A positive self-effect, or self-excitation, is typically not an inherent property
of most natural systems. 'Pioneering' species can display this trait under
certain conditions. Anthropogenic input, such as some types of harvest, is the
most common justification for its use in modeling.
Press or permanent change in birth or death rate refers to input from outside
(as through an experiment, natural conditions or selection). It represents a
change in mortality or fecundity. It is represented simply as an unlinked
positive or negative arrow on a variable.
Feedback
Negative feedback returns a signal in the opposite sign of input, hence ‘negative’.
Note however that the signal needs not return as a negative, but rather the negative of input.
A thermostat is an instrument of negative feedback. Populations that can exist in the absence
of other community members exhibit negative feedback.
Positive feedback returns in the same sign and thus amplifies input. 'Feedback' in a
public address system is positive.
Pairwise relationships
Type of pair-wise relationship
Name
Predator-prey
Feedback
Negative
Interference
Positive
Mutualism
Positive
Commensalism
0
Amensalism
0
SOFTWARE REQUIREMENTS
This primer presents elements for constructing qualitative models of ecological
communities. Their analysis will be elaborated during the workshop. We have converted
these techniques to software containing a symbolic processor, MATHCAD, which removes
tedious hand calculations and minimizes errors (any version from 3.0 on is adequate).

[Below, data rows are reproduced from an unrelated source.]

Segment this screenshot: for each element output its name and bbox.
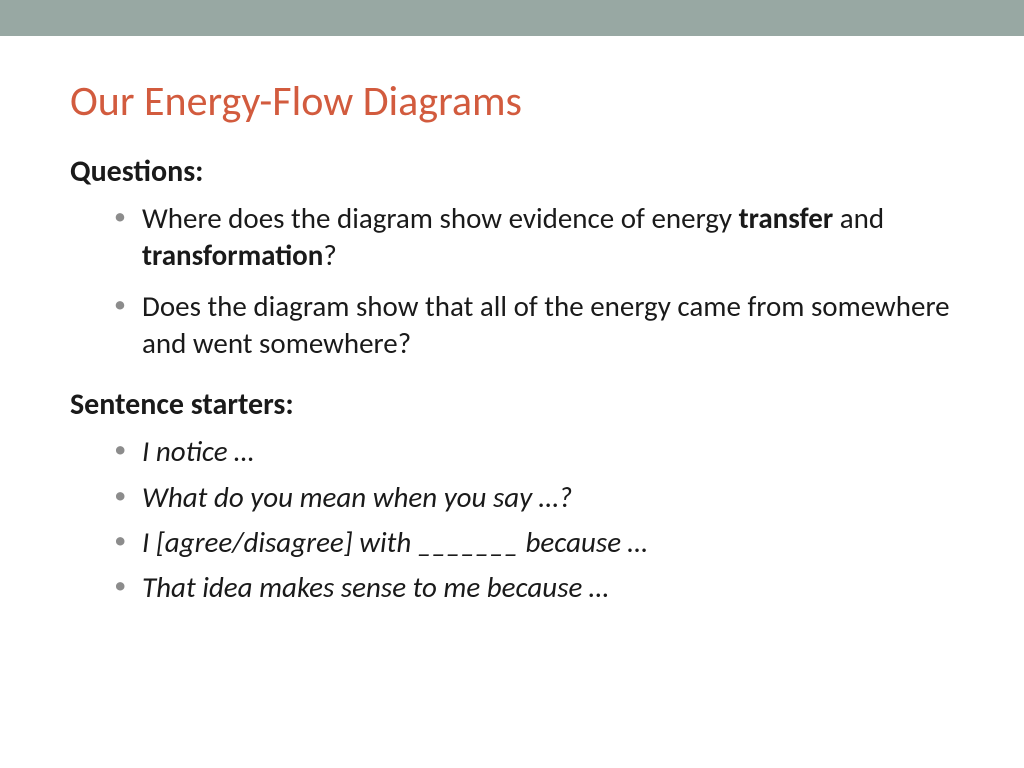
slide-title: Our Energy-Flow Diagrams: [70, 76, 954, 127]
slide-top-bar: [0, 0, 1024, 36]
question-item: Does the diagram show that all of the en…: [114, 288, 954, 362]
question-text-part: and: [833, 200, 884, 236]
questions-heading: Questions:: [70, 153, 954, 190]
starter-item: I notice …: [114, 433, 954, 470]
question-text-part: Where does the diagram show evidence of …: [142, 200, 739, 236]
starter-item: I [agree/disagree] with _______ because …: [114, 524, 954, 561]
slide-body: Our Energy-Flow Diagrams Questions: Wher…: [0, 36, 1024, 606]
question-item: Where does the diagram show evidence of …: [114, 200, 954, 274]
starter-item: That idea makes sense to me because …: [114, 569, 954, 606]
starters-list: I notice … What do you mean when you say…: [70, 433, 954, 605]
question-text-bold: transfer: [739, 200, 834, 236]
question-text-part: ?: [323, 237, 336, 273]
question-text: Does the diagram show that all of the en…: [142, 288, 950, 361]
questions-list: Where does the diagram show evidence of …: [70, 200, 954, 362]
starter-item: What do you mean when you say …?: [114, 479, 954, 516]
question-text-bold: transformation: [142, 237, 323, 273]
starters-heading: Sentence starters:: [70, 386, 954, 423]
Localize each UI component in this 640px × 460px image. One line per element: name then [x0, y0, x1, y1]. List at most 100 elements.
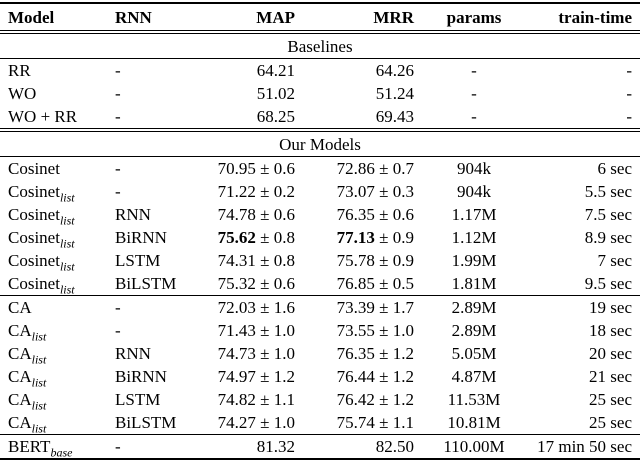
table-row: Cosinet - 70.95 ± 0.6 72.86 ± 0.7 904k 6 sec — [0, 157, 640, 181]
cell-model: RR — [0, 59, 108, 83]
cell-rnn: LSTM — [115, 390, 161, 409]
cell-mrr-value: 75.78 — [336, 251, 375, 270]
cell-params: - — [471, 84, 477, 103]
model-name: Cosinet — [8, 159, 60, 178]
cell-mrr-value: 82.50 — [375, 437, 414, 456]
table-row: CAlist RNN 74.73 ± 1.0 76.35 ± 1.2 5.05M 20 s… — [0, 342, 640, 365]
cell-rnn: BiRNN — [115, 367, 167, 386]
cell-map: 81.32 — [188, 434, 300, 460]
column-header-train-time: train-time — [530, 3, 640, 34]
cell-train-time: - — [626, 61, 632, 80]
cell-mrr: 76.35 ± 0.6 — [336, 205, 414, 224]
cell-mrr-value: 76.35 — [336, 205, 375, 224]
table-row: Cosinetlist BiLSTM 75.32 ± 0.6 76.85 ± 0.5 1… — [0, 272, 640, 296]
cell-rnn: - — [108, 434, 188, 460]
cell-rnn: - — [108, 105, 188, 132]
model-name: CA — [8, 413, 32, 432]
cell-mrr: 73.07 ± 0.3 — [336, 182, 414, 201]
cell-mrr-value: 76.85 — [336, 274, 375, 293]
cell-mrr: 69.43 — [300, 105, 418, 132]
cell-mrr-value: 64.26 — [375, 61, 414, 80]
model-subscript: list — [31, 398, 47, 411]
model-subscript: list — [59, 236, 75, 249]
cell-params: 904k — [457, 182, 491, 201]
cell-params: 1.99M — [451, 251, 497, 270]
model-name: CA — [8, 367, 32, 386]
cell-rnn: - — [115, 159, 121, 178]
cell-mrr: 75.74 ± 1.1 — [300, 411, 418, 435]
cell-mrr: 77.13 ± 0.9 — [336, 228, 414, 247]
cell-model: Cosinetlist — [0, 249, 108, 272]
cell-train-time: 8.9 sec — [584, 228, 632, 247]
cell-map-value: 75.62 — [217, 228, 256, 247]
cell-train-time: 9.5 sec — [530, 272, 640, 296]
cell-map: 74.78 ± 0.6 — [217, 205, 295, 224]
model-name: CA — [8, 390, 32, 409]
column-header-params: params — [418, 3, 530, 34]
model-subscript: base — [50, 445, 73, 459]
cell-rnn: BiRNN — [115, 228, 167, 247]
cell-rnn: - — [115, 298, 121, 317]
cell-mrr: 51.24 — [300, 82, 418, 105]
cell-train-time: 19 sec — [589, 298, 632, 317]
cell-params: 110.00M — [418, 434, 530, 460]
cell-mrr-value: 77.13 — [336, 228, 375, 247]
cell-train-time: 17 min 50 sec — [530, 434, 640, 460]
cell-map: 74.31 ± 0.8 — [217, 251, 295, 270]
cell-mrr-value: 69.43 — [375, 107, 414, 126]
model-subscript: list — [31, 421, 47, 435]
cell-train-time: 6 sec — [597, 159, 632, 178]
cell-rnn: - — [115, 321, 121, 340]
cell-mrr-value: 73.55 — [336, 321, 375, 340]
table-row: CA - 72.03 ± 1.6 73.39 ± 1.7 2.89M 19 sec — [0, 296, 640, 320]
cell-map-value: 71.43 — [217, 321, 256, 340]
cell-params: 10.81M — [418, 411, 530, 435]
cell-params: 11.53M — [447, 390, 501, 409]
cell-train-time: 21 sec — [589, 367, 632, 386]
cell-map-value: 51.02 — [256, 84, 295, 103]
cell-map-value: 74.82 — [217, 390, 256, 409]
cell-rnn: RNN — [115, 344, 151, 363]
model-subscript: list — [31, 375, 47, 388]
cell-mrr: 64.26 — [300, 59, 418, 83]
table-row: CAlist LSTM 74.82 ± 1.1 76.42 ± 1.2 11.53M 25… — [0, 388, 640, 411]
cell-map: 74.73 ± 1.0 — [217, 344, 295, 363]
cell-mrr-value: 76.42 — [336, 390, 375, 409]
cell-map: 75.32 ± 0.6 — [188, 272, 300, 296]
cell-train-time: 25 sec — [589, 390, 632, 409]
model-name: RR — [8, 61, 31, 80]
table-row: RR - 64.21 64.26 - - — [0, 59, 640, 83]
cell-model: Cosinet — [0, 157, 108, 181]
cell-map-value: 74.97 — [217, 367, 256, 386]
model-name: CA — [8, 344, 32, 363]
cell-rnn: - — [115, 61, 121, 80]
cell-map-value: 68.25 — [256, 107, 295, 126]
cell-model: Cosinetlist — [0, 203, 108, 226]
cell-train-time: 7 sec — [597, 251, 632, 270]
table-row: Cosinetlist -71.22 ± 0.2 73.07 ± 0.3 904k 5.… — [0, 180, 640, 203]
table-row: WO + RR -68.25 69.43- - — [0, 105, 640, 132]
cell-map-value: 64.21 — [256, 61, 295, 80]
model-name: Cosinet — [8, 251, 60, 270]
cell-model: CAlist — [0, 411, 108, 435]
cell-map-value: 70.95 — [217, 159, 256, 178]
cell-mrr-value: 76.44 — [336, 367, 375, 386]
cell-map-value: 74.31 — [217, 251, 256, 270]
cell-model: Cosinetlist — [0, 180, 108, 203]
cell-mrr-value: 76.35 — [336, 344, 375, 363]
column-header-mrr: MRR — [300, 3, 418, 34]
column-header-map: MAP — [188, 3, 300, 34]
cell-map-value: 81.32 — [256, 437, 295, 456]
cell-params: 4.87M — [451, 367, 497, 386]
model-name: Cosinet — [8, 228, 60, 247]
cell-map: 74.82 ± 1.1 — [217, 390, 295, 409]
cell-params: - — [471, 61, 477, 80]
cell-train-time: 18 sec — [589, 321, 632, 340]
model-name: Cosinet — [8, 182, 60, 201]
section-header-row: Our Models — [0, 130, 640, 157]
cell-mrr: 72.86 ± 0.7 — [336, 159, 414, 178]
cell-mrr-value: 75.74 — [336, 413, 375, 432]
cell-params: - — [418, 105, 530, 132]
cell-map-value: 71.22 — [217, 182, 256, 201]
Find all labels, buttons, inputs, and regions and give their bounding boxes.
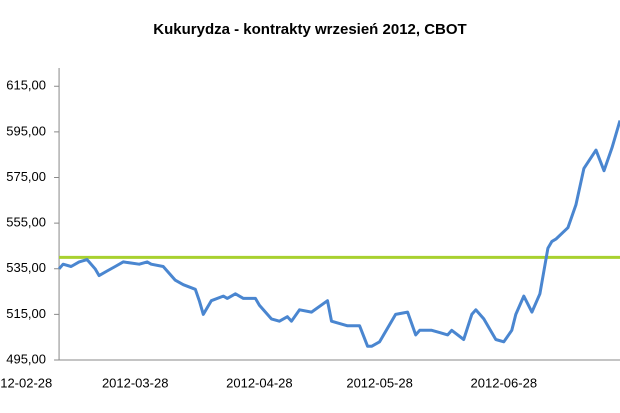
- y-tick-label: 515,00: [6, 306, 46, 321]
- y-tick-label: 615,00: [6, 78, 46, 93]
- price-line: [57, 120, 620, 348]
- x-tick-label: 2012-03-28: [102, 375, 169, 390]
- y-tick-label: 495,00: [6, 351, 46, 366]
- x-tick-label: 2012-04-28: [226, 375, 293, 390]
- y-tick-label: 535,00: [6, 260, 46, 275]
- y-tick-label: 575,00: [6, 169, 46, 184]
- x-tick-label: 2012-05-28: [346, 375, 413, 390]
- x-tick-label: 2012-02-28: [0, 375, 52, 390]
- y-tick-label: 555,00: [6, 215, 46, 230]
- x-tick-label: 2012-06-28: [471, 375, 538, 390]
- chart-title: Kukurydza - kontrakty wrzesień 2012, CBO…: [153, 21, 466, 38]
- y-tick-label: 595,00: [6, 123, 46, 138]
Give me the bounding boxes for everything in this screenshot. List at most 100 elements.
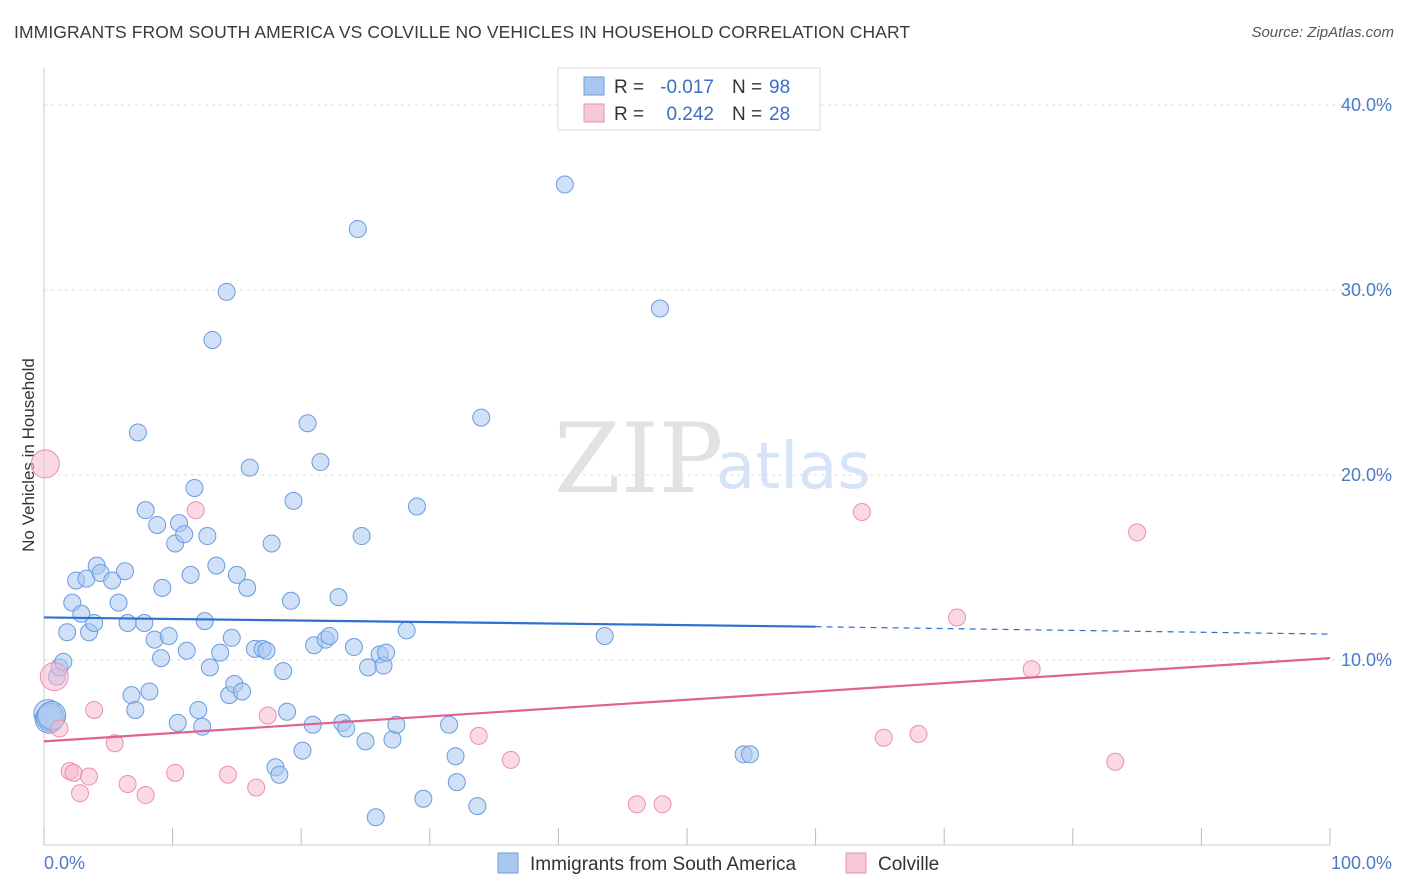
colville-point: [166, 763, 185, 782]
bottom-legend-swatch-colville: [845, 852, 867, 874]
y-tick-labels: 10.0% 20.0% 30.0% 40.0%: [1341, 95, 1392, 670]
immigrants-point: [555, 175, 574, 194]
series-colville-points: [30, 449, 1147, 814]
immigrants-point: [274, 662, 293, 681]
legend-swatch-pink: [583, 103, 605, 123]
y-tick-label-10: 10.0%: [1341, 650, 1392, 670]
immigrants-point: [257, 641, 276, 660]
immigrants-point: [136, 501, 155, 520]
legend-r-label-pink: R =: [614, 104, 644, 125]
colville-point: [136, 786, 155, 805]
immigrants-point: [168, 713, 187, 732]
legend-swatch-blue: [583, 76, 605, 96]
immigrants-point: [238, 578, 257, 597]
immigrants-point: [200, 658, 219, 677]
immigrants-point: [284, 491, 303, 510]
immigrants-point: [383, 730, 402, 749]
colville-point: [118, 774, 137, 793]
immigrants-point: [366, 808, 385, 827]
immigrants-point: [233, 682, 252, 701]
immigrants-point: [270, 765, 289, 784]
colville-point: [39, 662, 69, 692]
immigrants-point: [222, 628, 241, 647]
immigrants-point: [595, 626, 614, 645]
watermark: ZIP atlas: [554, 403, 871, 515]
gridlines: [44, 104, 1392, 661]
colville-point: [469, 726, 488, 745]
colville-point: [80, 767, 99, 786]
x-tick-label-min: 0.0%: [44, 853, 85, 873]
immigrants-point: [440, 715, 459, 734]
bottom-legend-swatch-immigrants: [497, 852, 519, 874]
immigrants-point: [387, 715, 406, 734]
colville-point: [852, 503, 871, 521]
immigrants-point: [262, 534, 281, 553]
immigrants-point: [348, 219, 367, 238]
series-immigrants-points: [33, 175, 760, 827]
legend-n-value-blue: 98: [769, 77, 790, 98]
immigrants-point: [397, 621, 416, 640]
immigrants-point: [181, 565, 200, 584]
immigrants-point: [278, 702, 297, 721]
x-ticks: [43, 828, 1331, 845]
chart-source: Source: ZipAtlas.com: [1251, 24, 1394, 41]
colville-point: [64, 763, 83, 782]
colville-point: [1106, 752, 1125, 771]
immigrants-point: [198, 527, 217, 546]
colville-point: [909, 725, 928, 743]
colville-point: [258, 706, 277, 725]
trend-line-immigrants: [43, 616, 816, 628]
y-tick-label-30: 30.0%: [1341, 280, 1392, 300]
immigrants-point: [741, 745, 760, 764]
immigrants-point: [109, 593, 128, 612]
immigrants-point: [320, 626, 339, 645]
legend-n-label-blue: N =: [732, 77, 762, 98]
colville-point: [948, 608, 967, 627]
colville-point: [1128, 523, 1147, 542]
immigrants-point: [126, 700, 145, 719]
immigrants-point: [116, 562, 135, 581]
immigrants-point: [177, 641, 196, 660]
immigrants-point: [128, 423, 147, 442]
immigrants-point: [298, 414, 317, 433]
immigrants-point: [472, 408, 491, 427]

MAPLE is recommended for advanced analysis. We will also provide a graphical program in
POWERPLAY that automatically carries out relevant analyses in MAPLE. You will find that
modern computer programs, available only in the last decade, allow researchers to reach
rapid and clear conclusions and to quickly analyze a large number of complex systems.
MODEL CONSTRUCTION AND PRELIMINARY ANALYSIS
To analyze a model in MATHCAD, you must first enter it into a matrix, the so-called
community (or Jacobian or cross-impact) matrix. An element of the matrix corresponds to a
particular link and is labeled ai,j, the i refering to the row and the j to the column. The
element should be read as 'the effect to i from j ', thus identifying the arrow. Be careful!